Por Agustín Pérez Marchetta

Hierve la sangre, entre la nostalgia de los recuerdos, querer que al otro le vaya bien y la manija del punk-pop. Las Ligas Menores me tienen hipnotizado. Y no soy el único, todo un público corea y poguea sus canciones. Las escucho y quiero saltar, gritar, llorar, volver a amores que están a más de 1200 km, perderme en el Renault Fuego de alguien que de verdad me gustaba pero no tuve el tiempo, la decisión, no se pudo generar el momento, las ganas de volvernos a ver.

El 30 de Septiembre aterrizaron Las Ligas Menores a Salta en Macondo Bar, de la Mano de RockSalta en la gira “fuego Artificial”. Tuvieron de Teloneros a la banda “Viento de Oriente”. Aunque era domingo, todos vibraban por escuchar al quinteto compuesto por Anabella Cartolano (voz y guitarra), Pablo Kemper (voz y guitarra), María Zamtlejfer (voz y bajo), Micaela García (batería) y Nina Carrara (teclados y coros). Al contar con un gran plantel de mujeres se puede sentir la veta feminista salir en los ritmos, los acordes, las letras de las canciones. Es como caminar y ver la vida desde otra óptica, emergiendo el discurso de las mujeres entre tanto piropo misógino, con la inseguridad pero certeza de caminar por las calles de la ciudad, hablar lo que no cuentan los diarios, lo que no dice la telenovela: el lado B punk pop de la realidad.

Como explicar todo lo que pasa por la cabeza, el cuerpo, los pies de uno mientras tocan Las Ligas: los amores que se fueron, que llegan, los que todavía están en la cabeza, de los trotamundos que salen disparados desde algún lugar, de los que se quedan en casa. Pasaban los temas y con el “Baile de Elvis” (si te pido que sonrías un poco/ no hace falta que sea de felicidad /solo quiero verte disimular / y de la manera más linda, / y de la manera más feliz, / así te voy a recordar) uno siente que el mundo ideal que soñamos despiertos en nuestras cabezas se acerca cada vez más con la música que nos llega, no se hace vibrar, que agita nuestros corazones.

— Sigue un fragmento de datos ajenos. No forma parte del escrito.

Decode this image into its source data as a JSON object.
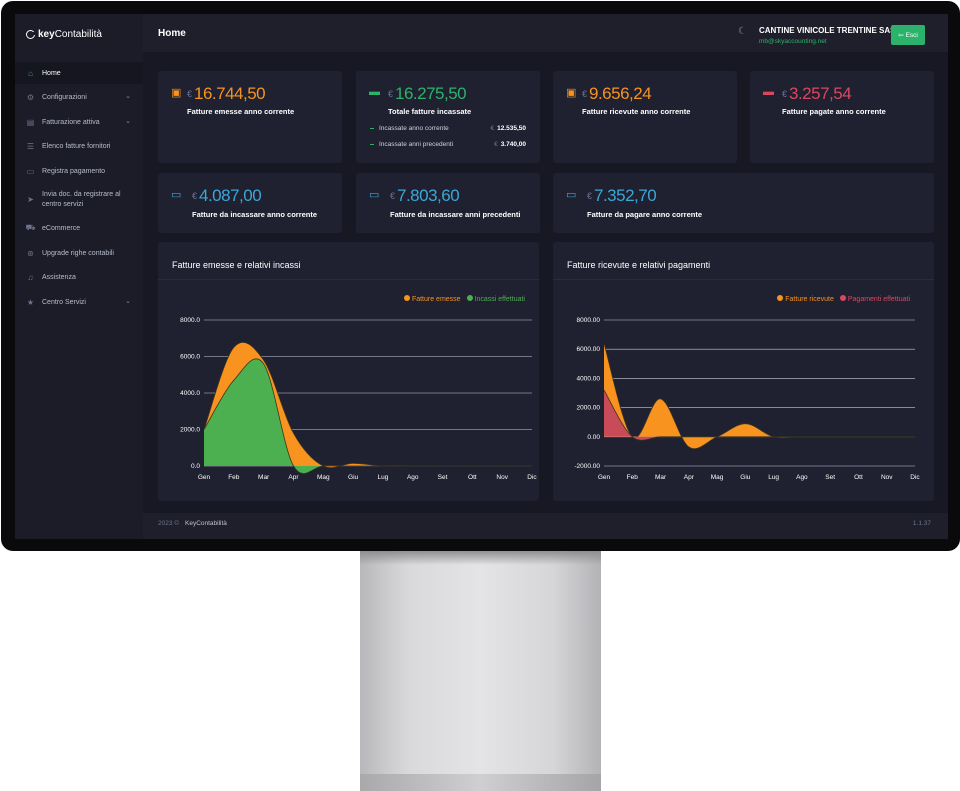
{
  "app": {
    "logo_key": "key",
    "logo_rest": "Contabilità"
  },
  "sidebar": {
    "items": [
      {
        "label": "Home",
        "icon": "home-icon"
      },
      {
        "label": "Configurazioni",
        "icon": "gears-icon",
        "chevron": "⌄"
      },
      {
        "label": "Fatturazione attiva",
        "icon": "document-icon",
        "chevron": "⌄"
      },
      {
        "label": "Elenco fatture fornitori",
        "icon": "list-icon"
      },
      {
        "label": "Registra pagamento",
        "icon": "credit-card-icon"
      },
      {
        "label": "Invia doc. da registrare al centro servizi",
        "icon": "paper-plane-icon"
      },
      {
        "label": "eCommerce",
        "icon": "cart-icon"
      },
      {
        "label": "Upgrade righe contabili",
        "icon": "upgrade-icon"
      },
      {
        "label": "Assistenza",
        "icon": "bell-icon"
      },
      {
        "label": "Centro Servizi",
        "icon": "star-icon",
        "chevron": "⌄"
      }
    ]
  },
  "header": {
    "title": "Home",
    "company": "CANTINE VINICOLE TRENTINE SAS",
    "email": "mb@skyaccounting.net",
    "logout_label": "Esci"
  },
  "currency": "€",
  "cards": [
    {
      "amount": "16.744,50",
      "label": "Fatture emesse anno corrente",
      "color": "#f7931e",
      "icon": "invoice-icon"
    },
    {
      "amount": "16.275,50",
      "label": "Totale fatture incassate",
      "color": "#2cb36b",
      "icon": "wallet-icon",
      "details": [
        {
          "label": "Incassate anno corrente",
          "value": "12.535,50"
        },
        {
          "label": "Incassate anni precedenti",
          "value": "3.740,00"
        }
      ]
    },
    {
      "amount": "9.656,24",
      "label": "Fatture ricevute anno corrente",
      "color": "#f7931e",
      "icon": "invoice-icon"
    },
    {
      "amount": "3.257,54",
      "label": "Fatture pagate anno corrente",
      "color": "#d9485f",
      "icon": "wallet-icon"
    },
    {
      "amount": "4.087,00",
      "label": "Fatture da incassare anno corrente",
      "color": "#3aa8d8",
      "icon": "credit-card-icon"
    },
    {
      "amount": "7.803,60",
      "label": "Fatture da incassare anni precedenti",
      "color": "#3aa8d8",
      "icon": "credit-card-icon"
    },
    {
      "amount": "7.352,70",
      "label": "Fatture da pagare anno corrente",
      "color": "#3aa8d8",
      "icon": "credit-card-icon"
    }
  ],
  "footer": {
    "year": "2023 ©",
    "name": "KeyContabilità",
    "version": "1.1.37"
  },
  "chart_data": [
    {
      "type": "area",
      "title": "Fatture emesse e relativi incassi",
      "categories": [
        "Gen",
        "Feb",
        "Mar",
        "Apr",
        "Mag",
        "Giu",
        "Lug",
        "Ago",
        "Set",
        "Ott",
        "Nov",
        "Dic"
      ],
      "ytick_labels": [
        "8000.0",
        "6000.0",
        "4000.0",
        "2000.0",
        "0.0"
      ],
      "ylim": [
        0,
        8000
      ],
      "legend_position": "top-right",
      "series": [
        {
          "name": "Fatture emesse",
          "color": "#f7931e",
          "values": [
            2000,
            6500,
            5800,
            1800,
            0,
            150,
            0,
            0,
            0,
            0,
            0,
            0
          ]
        },
        {
          "name": "Incassi effettuati",
          "color": "#4caf50",
          "values": [
            2000,
            4700,
            5600,
            0,
            0,
            0,
            0,
            0,
            0,
            0,
            0,
            0
          ]
        }
      ]
    },
    {
      "type": "area",
      "title": "Fatture ricevute e relativi pagamenti",
      "categories": [
        "Gen",
        "Feb",
        "Mar",
        "Apr",
        "Mag",
        "Giu",
        "Lug",
        "Ago",
        "Set",
        "Ott",
        "Nov",
        "Dic"
      ],
      "ytick_labels": [
        "8000.00",
        "6000.00",
        "4000.00",
        "2000.00",
        "0.00",
        "-2000.00"
      ],
      "ylim": [
        -2000,
        8000
      ],
      "legend_position": "top-right",
      "series": [
        {
          "name": "Fatture ricevute",
          "color": "#f7931e",
          "values": [
            6400,
            0,
            2600,
            -700,
            0,
            900,
            0,
            0,
            0,
            0,
            0,
            0
          ]
        },
        {
          "name": "Pagamenti effettuati",
          "color": "#c84b5a",
          "values": [
            3200,
            0,
            0,
            0,
            0,
            0,
            0,
            0,
            0,
            0,
            0,
            0
          ]
        }
      ]
    }
  ]
}
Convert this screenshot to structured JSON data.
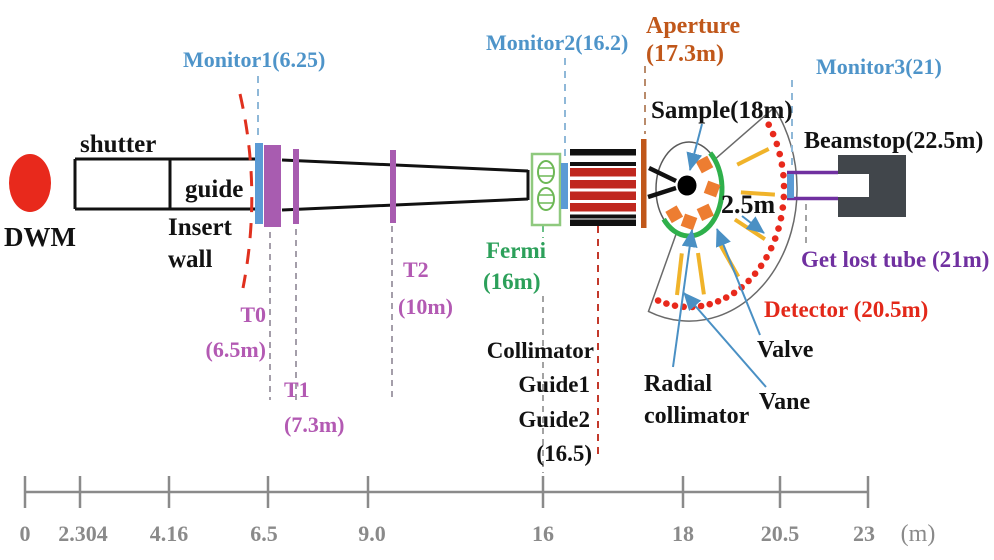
{
  "figure": {
    "source": {
      "label": "DWM"
    },
    "beamline": {
      "shutter": "shutter",
      "guide": "guide",
      "insert_wall": [
        "Insert",
        "wall"
      ],
      "monitor1": "Monitor1(6.25)",
      "t0": [
        "T0",
        "(6.5m)"
      ],
      "t1": [
        "T1",
        "(7.3m)"
      ],
      "t2": [
        "T2",
        "(10m)"
      ],
      "fermi": [
        "Fermi",
        "(16m)"
      ],
      "monitor2": "Monitor2(16.2)",
      "collimator_stack": [
        "Collimator",
        "Guide1",
        "Guide2",
        "(16.5)"
      ],
      "aperture": [
        "Aperture",
        "(17.3m)"
      ],
      "sample": "Sample(18m)",
      "radius": "2.5m",
      "radial_collimator": [
        "Radial",
        "collimator"
      ],
      "valve": "Valve",
      "vane": "Vane",
      "detector": "Detector (20.5m)",
      "get_lost_tube": "Get lost tube (21m)",
      "monitor3": "Monitor3(21)",
      "beamstop": "Beamstop(22.5m)"
    },
    "ruler": {
      "ticks": [
        "0",
        "2.304",
        "4.16",
        "6.5",
        "9.0",
        "16",
        "18",
        "20.5",
        "23"
      ],
      "unit": "(m)"
    },
    "colors": {
      "monitor_label": "#4e94c9",
      "monitor_bar": "#5b9bd5",
      "chopper_label": "#b35ab3",
      "chopper_bar": "#a85cb0",
      "fermi_green": "#2ca05a",
      "fermi_box": "#8fc97e",
      "aperture_orange": "#c0571a",
      "detector_red": "#e32819",
      "dot_red": "#e8291c",
      "stripe_red": "#c0281f",
      "tube_purple": "#7030a0",
      "vane_gold": "#f0b32a",
      "valve_green": "#2fb04b",
      "radial_orange": "#ed7d31",
      "arrow_blue": "#4a90c4",
      "ruler_gray": "#8a8a8a",
      "text_black": "#121212",
      "beamstop_gray": "#41464b",
      "source_red": "#e8291c"
    }
  }
}
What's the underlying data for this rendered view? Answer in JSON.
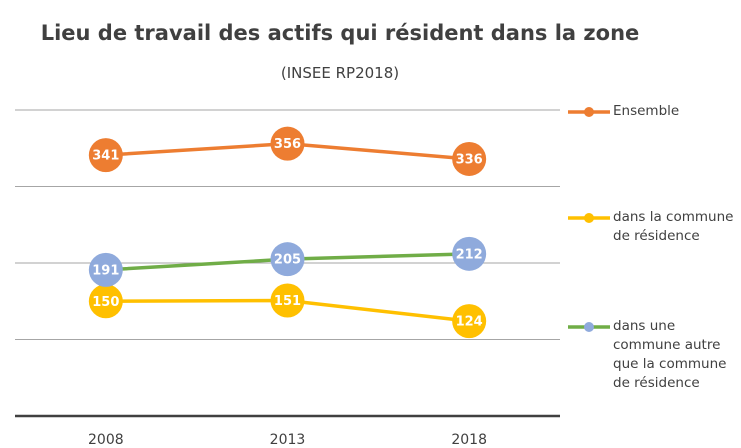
{
  "chart_data": {
    "type": "line",
    "title": "Lieu de travail des actifs qui résident dans la zone",
    "subtitle": "(INSEE RP2018)",
    "categories": [
      "2008",
      "2013",
      "2018"
    ],
    "series": [
      {
        "name": "Ensemble",
        "color": "#ED7D31",
        "marker_color": "#ED7D31",
        "values": [
          341,
          356,
          336
        ]
      },
      {
        "name": "dans la commune de résidence",
        "color": "#FFC000",
        "marker_color": "#FFC000",
        "values": [
          150,
          151,
          124
        ]
      },
      {
        "name": "dans une commune autre que la commune de résidence",
        "color": "#70AD47",
        "marker_color": "#8FAADC",
        "values": [
          191,
          205,
          212
        ]
      }
    ],
    "ylim": [
      0,
      400
    ],
    "yticks": [
      0,
      100,
      200,
      300,
      400
    ],
    "grid": true,
    "data_labels": true,
    "legend": "right"
  }
}
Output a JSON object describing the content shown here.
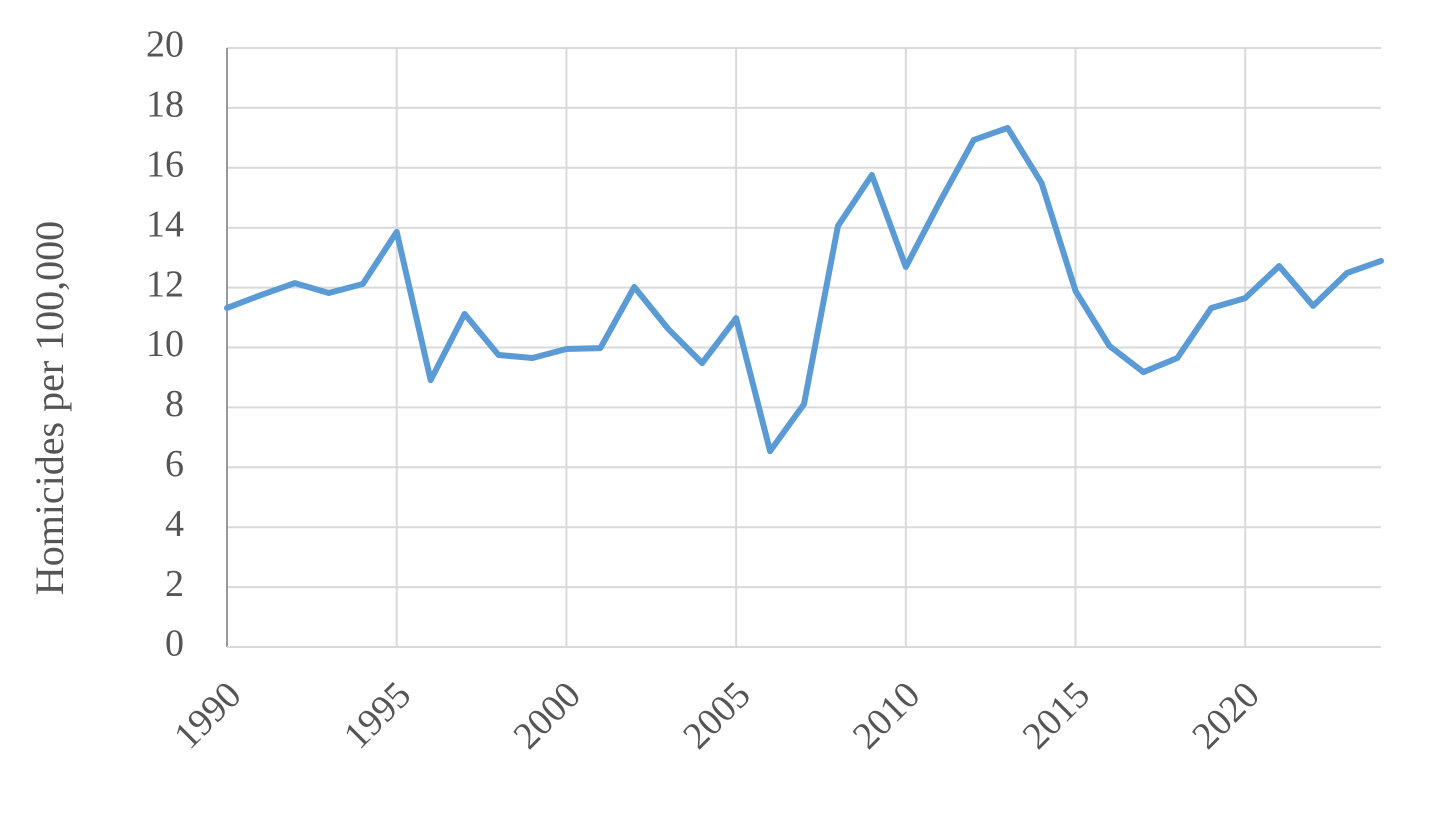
{
  "chart_data": {
    "type": "line",
    "y_label": "Homicides per 100,000",
    "x": [
      1990,
      1991,
      1992,
      1993,
      1994,
      1995,
      1996,
      1997,
      1998,
      1999,
      2000,
      2001,
      2002,
      2003,
      2004,
      2005,
      2006,
      2007,
      2008,
      2009,
      2010,
      2011,
      2012,
      2013,
      2014,
      2015,
      2016,
      2017,
      2018,
      2019,
      2020,
      2021,
      2022,
      2023,
      2024
    ],
    "values": [
      11.32,
      11.75,
      12.15,
      11.82,
      12.12,
      13.86,
      8.91,
      11.12,
      9.75,
      9.65,
      9.95,
      9.98,
      12.02,
      10.62,
      9.48,
      10.98,
      6.54,
      8.11,
      14.06,
      15.76,
      12.69,
      14.86,
      16.93,
      17.33,
      15.49,
      11.89,
      10.05,
      9.18,
      9.65,
      11.32,
      11.65,
      12.72,
      11.39,
      12.49,
      12.89
    ],
    "color": "#5b9bd5",
    "xlim": [
      1990,
      2024
    ],
    "xticks": [
      1990,
      1995,
      2000,
      2005,
      2010,
      2015,
      2020
    ],
    "ylim": [
      0,
      20
    ],
    "yticks": [
      0,
      2,
      4,
      6,
      8,
      10,
      12,
      14,
      16,
      18,
      20
    ],
    "grid": true
  }
}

En un momento del show, la cantante pidió por favor a uno de los chicos que estaba bailando al frente (Fito, conocido como el bailarín del zumba) que por favor dejara que también las chicas bailen, porque no dejaba que nadie más baile o llegue adelante: “te pido por favor que te hagas  a un costado y dejes que las chicas también bailen, porque hace un rato que estás haciendo lo mismo y no me gusta”. Impecable. El feminismo no es algo que se dice sino que se hace, y Las Ligas, con sus show y acciones nos muestran el camino.

Siguieron los temas de manera vertiginosa “Europa”, “Mejor Así”, cuando estaba tocando “mis Amigos”, y cantando “las estrellas” Pablo sin querer le desconecto la guitarra y el mic, se queda sin sonido y Anabella dice: “ehhhh me desenchufaste. Bueno, vamos a tocar accidente, porque esto fue un accidente”. Y arrancaron con uno de sus temas que más giro por diferentes medios y plataformas digitales, nos pusimos frenéticos y empezamos a poguear y saltar.

El recital y los temas continuaron: “ni una canción”, “en Invierno”, “luces y carteles”. Se fueron despidiendo como tres veces y nadie quería que se vayan, amagaron dos veces y finalmente pusieron música grabada de fondo.

La banda te invita a bailar, desahogar las penas, las ideas proyectadas fantasmagóricas, algunas veces desesperadas, abatidas por el día a día, por llegar a casa y no encontrar respuesta, por salir al mundo a buscarlas, tan frágiles, tan humanas, que no podemos más que conmovernos, corear sus temas, saltarlos frenéticamente. Te convidan un poco de realidad intervenida musicalmente, desnudando que el mundo no es un cuento de hadas y más allá de la tristeza, la nostalgia, que no nos salgan las cosas, siempre queda lugar para pensarnos desde la música, la poesía. Saltar la monotonía cotidiana con algunas letras y acordes que nos recuerdan que estamos hechos fortalezas e inseguridades, de sueños que siempre se cuelan en nuestros días, ya sea en forma de canción, de pogo, o de lágrimas que asoman.